The same blue file that Aayan had earlier. I knew I should have taken it but I didn't want to be in his car.

"Papa, I promise you I am fine Alhamdullilah. See for yourself", I tell him hoping to ease the pain in his heart.

He put his hand on my cheeks where the bruises were starting to form.

"Don't lie my Hayat. I know everything. And I should have been a better father to you. How can I face Allah now that I failed you as your father?", he asks me as he looks at my bandaged hand.

"Papa, I don't and will never blame you for what they did.
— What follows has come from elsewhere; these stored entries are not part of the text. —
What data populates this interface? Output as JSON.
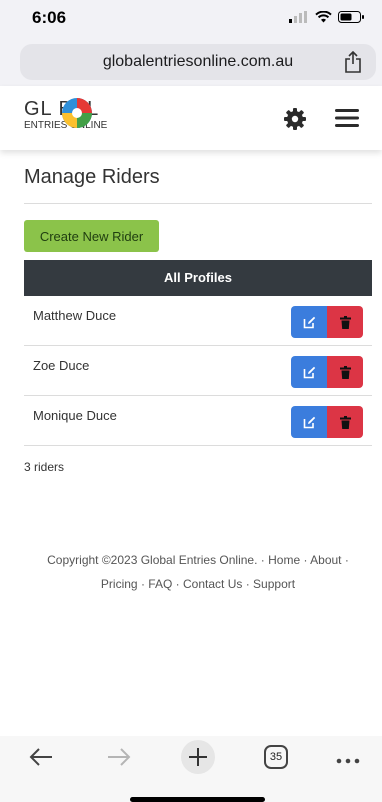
{
  "status": {
    "time": "6:06"
  },
  "browser": {
    "url": "globalentriesonline.com.au",
    "tab_count": "35"
  },
  "logo": {
    "top": "GL BAL",
    "bottom": "ENTRIES ONLINE"
  },
  "page": {
    "title": "Manage Riders",
    "create_button": "Create New Rider",
    "table_header": "All Profiles",
    "riders": [
      "Matthew Duce",
      "Zoe Duce",
      "Monique Duce"
    ],
    "count": "3 riders"
  },
  "footer": {
    "copyright": "Copyright ©2023 Global Entries Online.",
    "links": [
      "Home",
      "About",
      "Pricing",
      "FAQ",
      "Contact Us",
      "Support"
    ],
    "separator": "·"
  },
  "colors": {
    "create_green": "#8bc34a",
    "header_dark": "#343a40",
    "edit_blue": "#3b7ddd",
    "delete_red": "#dc3545"
  },
  "icons": {
    "status": [
      "signal-icon",
      "wifi-icon",
      "battery-icon"
    ],
    "row_actions": [
      "edit-icon",
      "trash-icon"
    ],
    "toolbar": [
      "back-arrow-icon",
      "forward-arrow-icon",
      "plus-icon",
      "tabs-icon",
      "more-icon"
    ]
  }
}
Because it isn't your fault, its theirs for not seeing me as their own family just like I see them as my own", I tell him wiping the fresh tears that were flowing down his face. "Besides, no one can break your Hayat, always remember that", I added smiling.

"He is a great man for what he did for you. But he seemed troubled by something", Papa started describing how Aayan is.

I explained how I met his son and how the handsome boy won my heart even though we didn't get to spend so much time together.

"Please Papa don't cry. I am fine alhamdullilah. Allah is with me and so are you. Your Hayat is unbreakable", I kiss him on his forehead. "Don't scold them or even quarrel with them. There's always Kifrah. I don't and will never wish bad on either of them because they are family", I added.

We talked for a while before he walked out of my room leaving me with my thoughts.

How did Aayan find my father when they never met?

One word.

Zahir.

Yes, that's it. He must have told him where Papa worked and even his timings. It's not that I am angry, it was because I didn't want any problems that will be caused by me.

Allah knows best.

Parents are our protectors, our first everything before we get to know the world. Love them, and cherish every moment you have with them because, in the end, they are the ones who take care of you when you are sick.